A equipe encara Uruguai, Arábia Saudita e Cabo Verde na fase de grupos. Unai Simón compõe a disputa pela vaga no gol com David Raya e Joan García, que tiveram temporadas de destaque. Em defesa, Eric García retorna como pilar da linha de trás.
No meio, Pedri, Gavi e Martín Zubimendi sustentam a construção de jogo, com Rodri e Fabian Ruiz agregando experiência. Lamine Yamal e Nico Williams atraem para a frente, ao lado de Mikel Oyarzabal, Ferran Torres e Borja Iglesias na busca por gols.
O treinador
Luis de la Fuente transforma a Espanha em equipe competitiva e unida, mesclando posse com maior verticalidade. O técnico enfatiza comunicação e gestão de grupo, promovendo competição interna e mantendo o foco na seleção, sem considerar clubes de origem.
Destaques e escolhas
Lamine Yamal, presença esperada em seu primeiro Mundial, carrega a esperança da torcida com talento e personalidade. Yamal celebra 19 anos logo antes das fases finais, enfrentando desafios físicos no final da temporada.

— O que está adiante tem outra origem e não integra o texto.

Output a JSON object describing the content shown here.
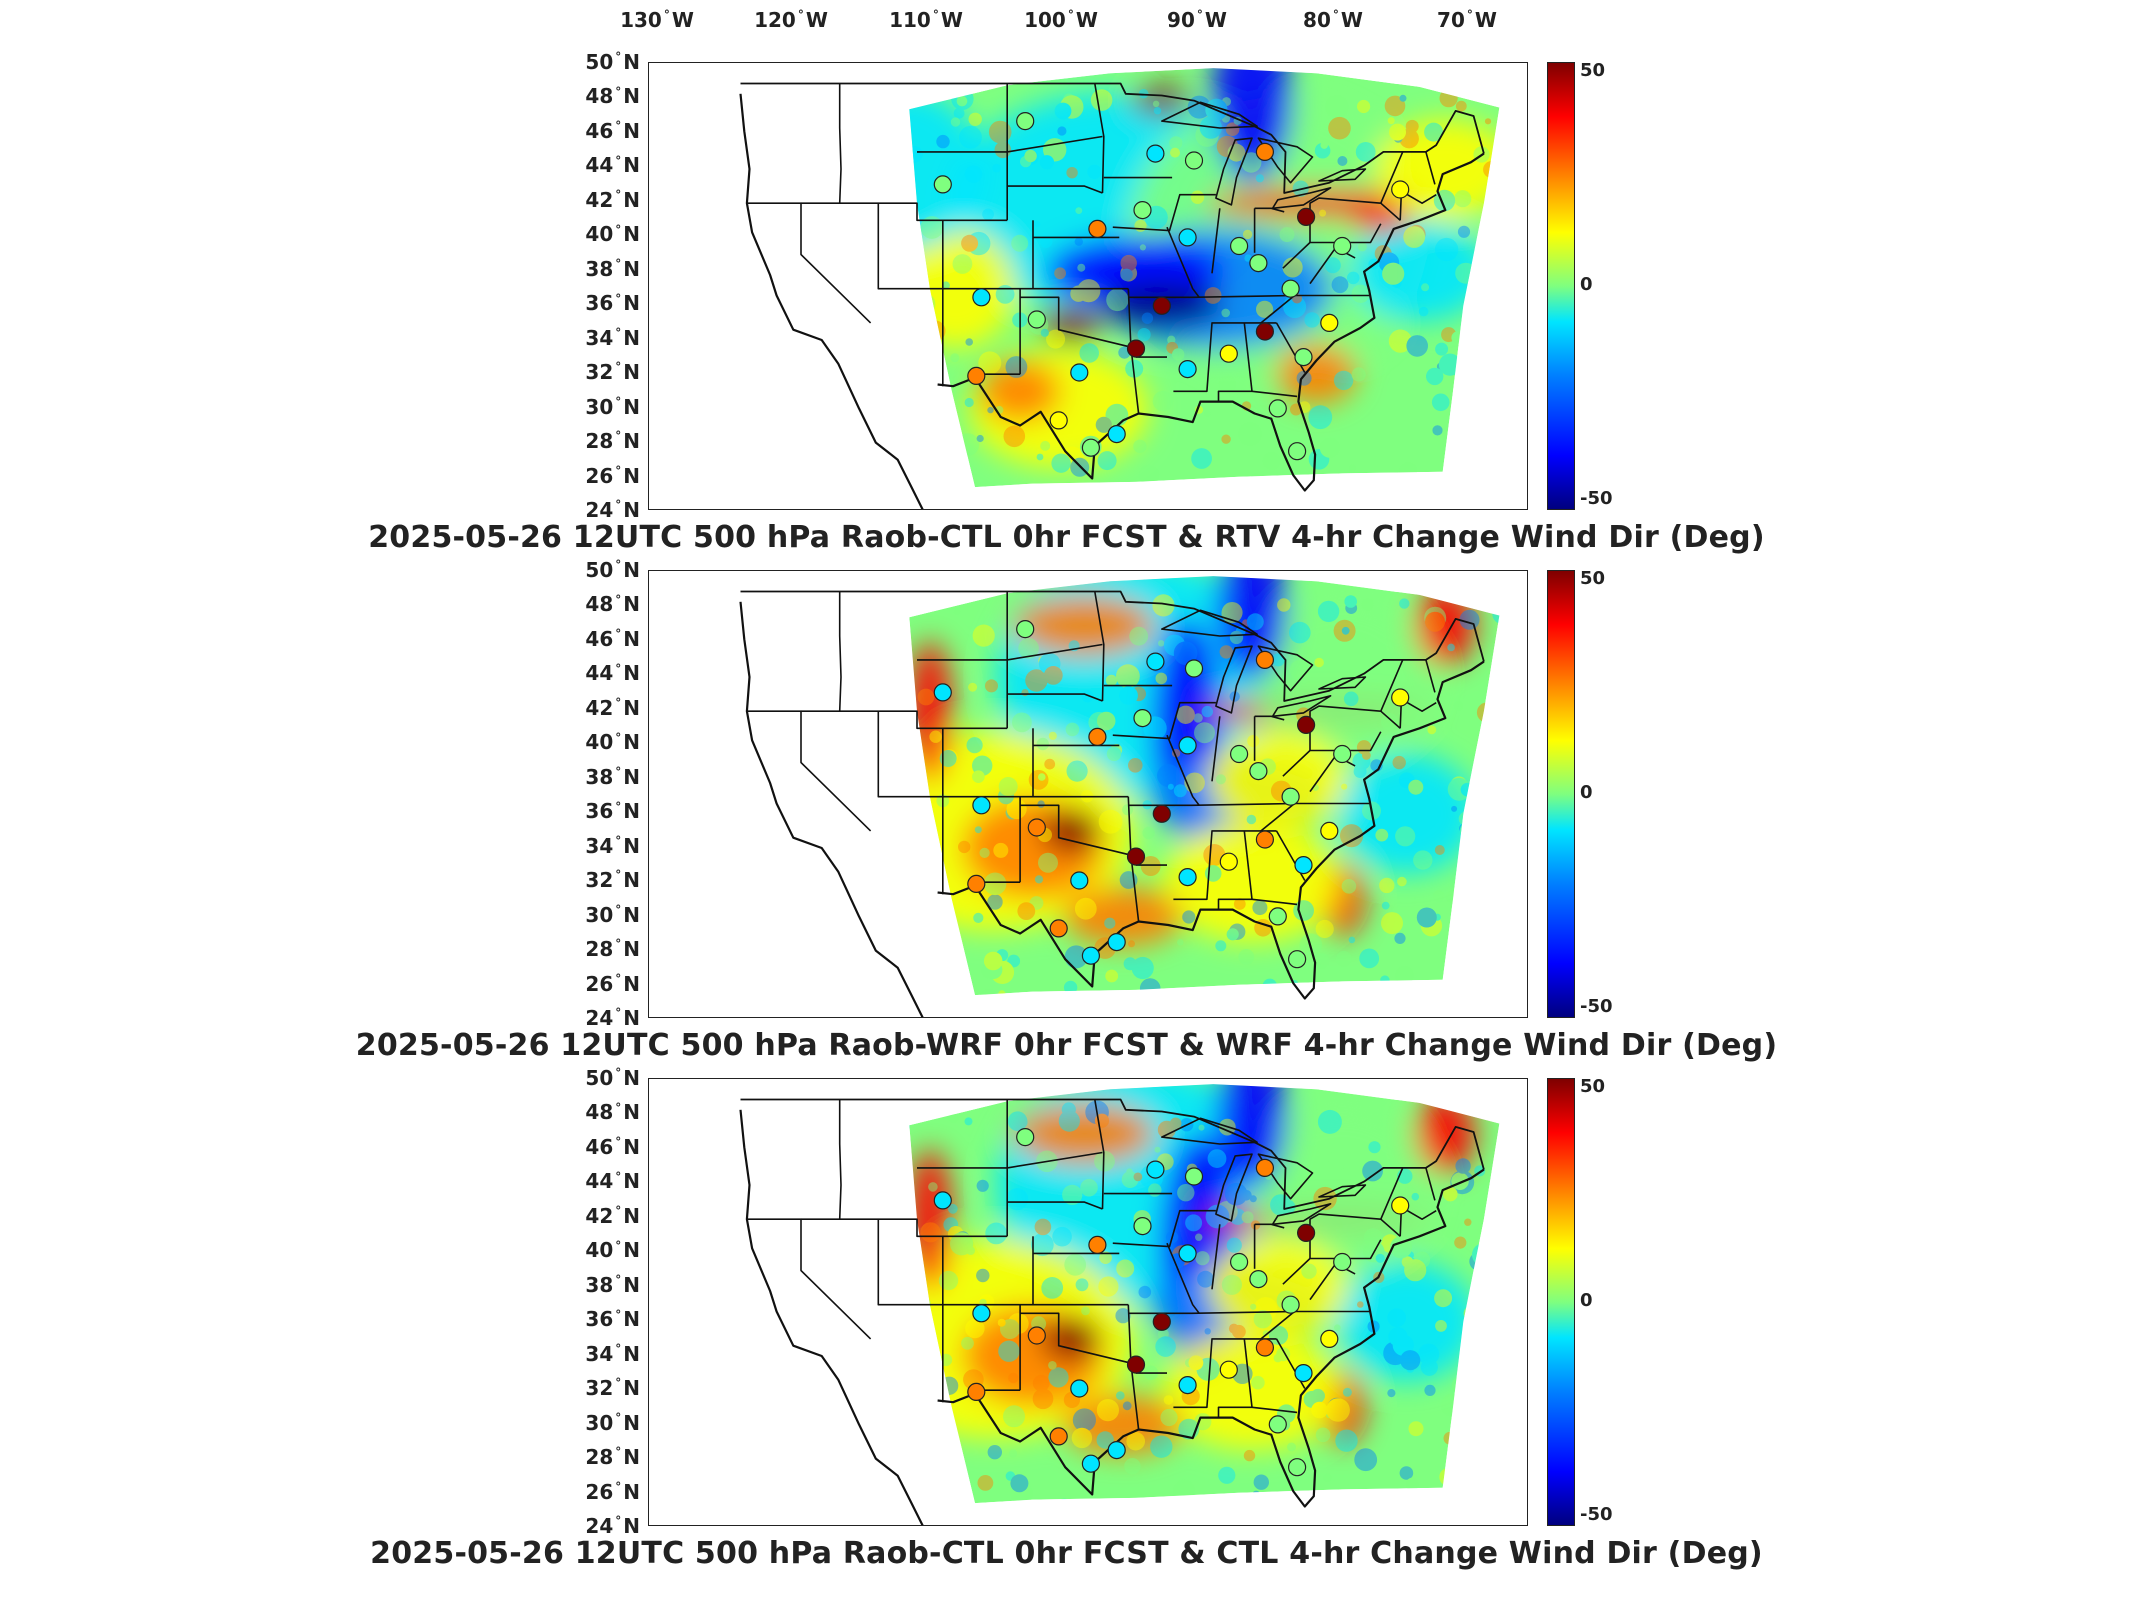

Víctor Muñoz surpreende ao integrar a lista aos 22 anos. O ponta de Osasuna ganhou espaço com velocidade e arrancadas empolgantes, destacando-se mesmo vindo do banco.
Eric García, pouco destaque midiático, atua como organizador na defesa. O zagueiro tem sido peça-chave na construção desde a saída do Manchester City e assume liderança em campo.
Expectativas para a competição
A Espanha traz juventude, experiência e ambição para o torneio em solo norte-americano. A equipe pretende manter o controle da posse e explorar transições rápidas, buscando confirmar favoritismo com atuação consistente.
Fonte: Nadia Tronchoni, para El País.